Mayor Greg Fischer is supportive of a gradual increase to the minimum wage, but the Louisville Democrat said today that it hasn’t been a major issue locally.
“Obviously there hasn’t been any significant increase in decades in that, but frankly it has not been a big topic of conversation in our city,” said Fischer. “I would be supportive, however, if it was.”
Fischer, attending the U.S. Conference of Mayors, made the comments during an interview with NPR’s Here & Now.
The announcement came as a surprise to the labor rights advocates who have been lobbying locally for an ordinance.
For the past few months, city lawmakers have held several public hearings on the subject. In March, a national bus tour supporting a $10.10 wage parked in front of Fischer’s office to hold a rally featuring Democratic Senate candidate Alison Lundergan Grimes and other officials.

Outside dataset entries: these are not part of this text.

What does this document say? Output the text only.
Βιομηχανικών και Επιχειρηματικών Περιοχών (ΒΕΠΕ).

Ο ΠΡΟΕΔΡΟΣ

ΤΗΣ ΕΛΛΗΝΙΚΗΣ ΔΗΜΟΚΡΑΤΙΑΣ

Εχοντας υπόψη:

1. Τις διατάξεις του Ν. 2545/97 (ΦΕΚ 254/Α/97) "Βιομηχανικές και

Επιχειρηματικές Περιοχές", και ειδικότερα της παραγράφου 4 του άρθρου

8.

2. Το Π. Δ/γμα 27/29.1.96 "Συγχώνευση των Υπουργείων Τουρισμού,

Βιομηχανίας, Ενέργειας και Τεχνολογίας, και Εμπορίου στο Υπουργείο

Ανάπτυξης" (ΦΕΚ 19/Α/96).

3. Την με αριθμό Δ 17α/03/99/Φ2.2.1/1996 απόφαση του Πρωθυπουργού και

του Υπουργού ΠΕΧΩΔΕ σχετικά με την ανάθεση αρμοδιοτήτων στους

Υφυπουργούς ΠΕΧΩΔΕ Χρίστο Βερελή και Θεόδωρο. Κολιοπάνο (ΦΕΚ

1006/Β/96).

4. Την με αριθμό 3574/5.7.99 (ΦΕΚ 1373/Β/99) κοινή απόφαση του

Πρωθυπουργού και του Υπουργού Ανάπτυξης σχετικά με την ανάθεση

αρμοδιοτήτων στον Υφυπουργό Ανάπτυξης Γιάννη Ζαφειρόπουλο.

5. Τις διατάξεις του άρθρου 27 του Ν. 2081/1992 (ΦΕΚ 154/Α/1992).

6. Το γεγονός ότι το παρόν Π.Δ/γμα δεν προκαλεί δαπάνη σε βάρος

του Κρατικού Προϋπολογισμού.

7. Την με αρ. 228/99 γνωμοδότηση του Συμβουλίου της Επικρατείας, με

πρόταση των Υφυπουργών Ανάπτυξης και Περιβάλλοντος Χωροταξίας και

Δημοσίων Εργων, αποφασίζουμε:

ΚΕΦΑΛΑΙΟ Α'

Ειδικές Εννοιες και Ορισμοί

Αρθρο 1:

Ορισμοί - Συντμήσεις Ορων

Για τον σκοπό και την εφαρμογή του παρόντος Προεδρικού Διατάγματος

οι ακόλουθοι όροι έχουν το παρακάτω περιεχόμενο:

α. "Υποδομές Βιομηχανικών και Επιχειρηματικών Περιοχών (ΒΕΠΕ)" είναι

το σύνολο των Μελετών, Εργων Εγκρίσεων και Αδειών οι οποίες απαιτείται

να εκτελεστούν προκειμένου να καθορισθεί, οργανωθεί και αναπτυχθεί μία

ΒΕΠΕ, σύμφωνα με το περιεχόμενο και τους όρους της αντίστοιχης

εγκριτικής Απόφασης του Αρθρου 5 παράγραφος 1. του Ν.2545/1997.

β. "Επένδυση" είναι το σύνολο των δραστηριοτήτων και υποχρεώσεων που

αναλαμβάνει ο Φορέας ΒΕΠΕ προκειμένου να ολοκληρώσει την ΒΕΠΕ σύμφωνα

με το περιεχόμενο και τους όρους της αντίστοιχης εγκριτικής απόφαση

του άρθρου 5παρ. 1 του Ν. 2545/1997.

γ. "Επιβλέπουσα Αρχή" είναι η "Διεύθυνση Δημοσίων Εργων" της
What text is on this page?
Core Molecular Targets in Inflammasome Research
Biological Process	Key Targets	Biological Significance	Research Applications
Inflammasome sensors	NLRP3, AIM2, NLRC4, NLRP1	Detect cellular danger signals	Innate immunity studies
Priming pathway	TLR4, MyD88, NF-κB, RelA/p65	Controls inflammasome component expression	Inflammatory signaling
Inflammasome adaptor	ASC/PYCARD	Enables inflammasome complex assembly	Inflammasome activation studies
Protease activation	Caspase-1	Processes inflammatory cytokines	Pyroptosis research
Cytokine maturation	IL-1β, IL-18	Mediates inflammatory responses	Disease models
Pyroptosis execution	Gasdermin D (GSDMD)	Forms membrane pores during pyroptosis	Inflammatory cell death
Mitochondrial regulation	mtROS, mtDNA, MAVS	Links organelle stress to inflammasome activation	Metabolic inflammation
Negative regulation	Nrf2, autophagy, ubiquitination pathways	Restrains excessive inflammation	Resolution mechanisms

Community activists say hundreds have lobbied for such a proposal since the U.S. labor secretary first stopped in Louisville to lead a discussion on the minimum wage hike last November.
“I am quite frankly surprised,” said Councilwoman Attica Scott, D-1, who is considering an ordinance to raise Louisville worker’s pay to $10.10 an hour. “I would hope the mayor has better relationships with council members and better understands the economic realities of people in the city of Louisville. This has been a conversation at the front and center of our vernacular here in the city.”
Just last month, Scott and the rest of the 17-member Democratic caucus signed an editorial in The Courier-Journal expressing their support.
In Monday’s Here & Now interview, Fischer said said he is supportive of a minimum wage hike as a businessman who “happens to be mayor.”
“When I talk to businesses around our city, if you are paying the minimum wage you can’t keep people employed,” he said. “The market is working to a certain extent in that area, but I’m not opposed to minimum wage increases.”
U.S. Rep. John Yarmuth, a Louisville Democrat, has co-sponsored minimum wage legislation in Washington, D.C. The congressman’s office told WFPL it has received over 100 e-mails and phone calls this year from constituents, with most supporting a minimum wage hike by a 5-to-1 margin.
Across the country, cities have independently sought to increase workers pay as efforts have stalled at the federal and state level.
In early June, Seattle moved to raise the minimum wage to $15 per hour that will be phased in over a number of years.
For those leading the grassroots movement in Louisville, Fischer’s comments are a sign the mayor has a tin ear to their efforts.
“While I’m glad that Mayor Fischer is supportive of a gradual increase to the minimum wage, I’m heartbroken to know that he’s telling a national audience that there has been no significant conversation in Louisville,” said Bonafacio Aleman, executive director of Kentucky Jobs With Justice.
“For the mayor to almost brush us aside by saying there’s been no significant conversation it’s heart breaking and it does paint a picture that the mayor is not listening to the people of this city.”
Earlier this month, the council approved an ordinance raising the hourly pay of full-time city workers to $10.10.
That measure raised affected just five Metro employees.